Did you know violinists, when compared to other people, have greater development in the area of their brains linked to their fingers which guide the bow across the strings of their instrument? Though more pronounced in musicians, one thing is true for all of us — each of our fingers, toes, indeed each and every region of our bodies owns and transforms a specific amount of real estate, so to speak, in the somatosensory cortex (related to touch) of our brains. For many, then, it comes as no surprise that a new study finds smartphone users differ from people with conventional cellphones in one region of their brains: the area associated with movement of a thumb across a touchscreen.

“The digital technology we use on a daily basis shapes the sensory processing in our brains — and on a scale that surprised us,” said Dr. Arko Ghosh, a neuroscientist from the Institute of Neuroinformatics of the University of Zurich. In the past, Ghosh has studied changes in the brain and movement following spinal cord injury.

Mapping Connections Between Brain And Body

If a scientist were to stimulate a particular area of your sensory cortex, say with a weak electric current, this would produce either a tingling or a movement in a specific part of your body. The fact is a map, referred to as the homunculus map, could be drawn showing the link between parts of your body and pinpoint areas of your brain. Routinely, touch, pressure, pain, and temperature information — sensory data — is carried to the somatosensory cortex of your brain along neural roadways paved by the spinal cord, brainstem, and thalamus. From there, your somatosensory cortex receives, integrates, and sends messages to other parts of your brain. Ultimately, the entire process of sensation configures this region of your brain, and so creates a unique map that is you.

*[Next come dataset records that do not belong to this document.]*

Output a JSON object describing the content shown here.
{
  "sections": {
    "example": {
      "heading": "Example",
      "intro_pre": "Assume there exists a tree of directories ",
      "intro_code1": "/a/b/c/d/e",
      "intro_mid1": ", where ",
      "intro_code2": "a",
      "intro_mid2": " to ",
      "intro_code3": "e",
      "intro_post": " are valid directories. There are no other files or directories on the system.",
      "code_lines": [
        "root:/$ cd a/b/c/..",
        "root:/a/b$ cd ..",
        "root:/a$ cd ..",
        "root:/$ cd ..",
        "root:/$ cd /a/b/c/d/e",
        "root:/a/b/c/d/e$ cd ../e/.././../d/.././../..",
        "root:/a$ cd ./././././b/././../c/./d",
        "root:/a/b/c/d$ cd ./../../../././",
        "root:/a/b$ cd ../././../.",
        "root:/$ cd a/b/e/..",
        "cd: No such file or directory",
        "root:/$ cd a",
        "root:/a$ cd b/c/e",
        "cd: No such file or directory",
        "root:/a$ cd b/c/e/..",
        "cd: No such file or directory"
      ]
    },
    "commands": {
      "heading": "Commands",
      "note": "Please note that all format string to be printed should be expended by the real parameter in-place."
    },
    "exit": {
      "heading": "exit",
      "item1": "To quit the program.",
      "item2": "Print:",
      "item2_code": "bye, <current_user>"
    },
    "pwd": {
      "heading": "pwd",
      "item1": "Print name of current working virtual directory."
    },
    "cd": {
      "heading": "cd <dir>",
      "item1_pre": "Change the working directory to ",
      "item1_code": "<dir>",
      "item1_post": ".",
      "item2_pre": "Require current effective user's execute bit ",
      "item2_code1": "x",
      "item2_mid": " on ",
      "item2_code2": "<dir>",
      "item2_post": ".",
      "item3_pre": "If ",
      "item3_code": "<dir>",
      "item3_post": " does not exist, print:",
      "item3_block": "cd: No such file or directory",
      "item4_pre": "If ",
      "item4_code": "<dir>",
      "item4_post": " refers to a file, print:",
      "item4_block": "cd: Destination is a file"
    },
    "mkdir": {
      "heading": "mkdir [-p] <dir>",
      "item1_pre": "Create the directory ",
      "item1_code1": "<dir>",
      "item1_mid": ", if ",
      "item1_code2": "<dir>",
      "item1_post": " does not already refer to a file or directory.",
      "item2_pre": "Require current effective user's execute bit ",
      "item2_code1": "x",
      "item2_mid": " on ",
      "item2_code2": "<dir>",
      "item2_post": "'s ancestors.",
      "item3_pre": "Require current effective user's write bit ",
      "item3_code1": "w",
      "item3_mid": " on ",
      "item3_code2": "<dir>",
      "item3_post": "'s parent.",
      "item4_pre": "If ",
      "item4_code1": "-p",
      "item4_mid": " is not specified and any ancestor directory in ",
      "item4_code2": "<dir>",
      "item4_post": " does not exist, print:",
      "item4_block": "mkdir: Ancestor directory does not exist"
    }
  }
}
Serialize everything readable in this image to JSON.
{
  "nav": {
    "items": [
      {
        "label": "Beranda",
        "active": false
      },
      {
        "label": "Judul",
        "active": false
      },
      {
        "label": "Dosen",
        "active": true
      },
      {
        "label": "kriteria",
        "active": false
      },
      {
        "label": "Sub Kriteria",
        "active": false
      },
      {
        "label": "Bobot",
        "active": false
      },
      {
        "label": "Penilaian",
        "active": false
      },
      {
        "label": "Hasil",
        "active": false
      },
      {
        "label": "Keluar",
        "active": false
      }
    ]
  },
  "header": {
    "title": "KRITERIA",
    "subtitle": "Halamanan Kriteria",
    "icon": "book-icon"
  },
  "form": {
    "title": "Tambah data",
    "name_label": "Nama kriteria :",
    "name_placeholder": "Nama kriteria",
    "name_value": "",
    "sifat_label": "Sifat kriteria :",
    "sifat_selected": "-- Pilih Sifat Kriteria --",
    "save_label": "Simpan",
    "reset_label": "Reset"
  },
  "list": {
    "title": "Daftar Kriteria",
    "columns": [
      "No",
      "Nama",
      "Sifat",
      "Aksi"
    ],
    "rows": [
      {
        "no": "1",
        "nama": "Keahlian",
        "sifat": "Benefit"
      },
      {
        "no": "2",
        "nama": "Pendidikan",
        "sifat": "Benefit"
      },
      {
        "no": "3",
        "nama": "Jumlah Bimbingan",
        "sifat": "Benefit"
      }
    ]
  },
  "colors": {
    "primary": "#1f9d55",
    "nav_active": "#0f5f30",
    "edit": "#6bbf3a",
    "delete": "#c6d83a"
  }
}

So, might a scientist, through the use of brain scanning equipment, read our individual brain maps and discover how we use our bodies? This is the question underlying the current experiment, in which Ghosh focused on how finger movements trigger and shape the sensorimotor cortex. With his co-researchers from the University of Fribourg, he used electroencephalography (EEG) to measure the cortical brain activity in 37 right-handed people, of whom 26 used touchscreen smartphones and 11 old cellphones. Placing 62 electrodes on volunteers’ heads, his results revealed how the brain mapping of touchscreen smartphone users differed from that of people with conventional cellphones.

In short, he demonstrated how the brain can be transformed by the more frequent use of one particular body part, one particular action.

“At first glance, this discovery seems comparable to what happens in violinists," Ghosh explained.

Soon enough, though, the researchers discovered very real differences between violinists and smartphone users. Strangely, how long or short someone had owned and used a smartphone did not influence how strong or weak the signal appeared in the area of the brain mapping to the thumb; it was simply a matter of how much the device had been used in the past 10 days. With the violinists, however, the strength of their brain activity depended on the age at which they started playing.

Secondly, a linear connection existed between activation in the brain and the most recent use of a smartphone, while earlier studies of violinists showed no evidence of the same. Perhaps our brains’ day-to-day plasticity differs from longer-term plasticity?

"In conclusion, touchscreen phone use reorganized the representation of the fingertips in the somatosensory cortex," noted Ghosh and his co-authors.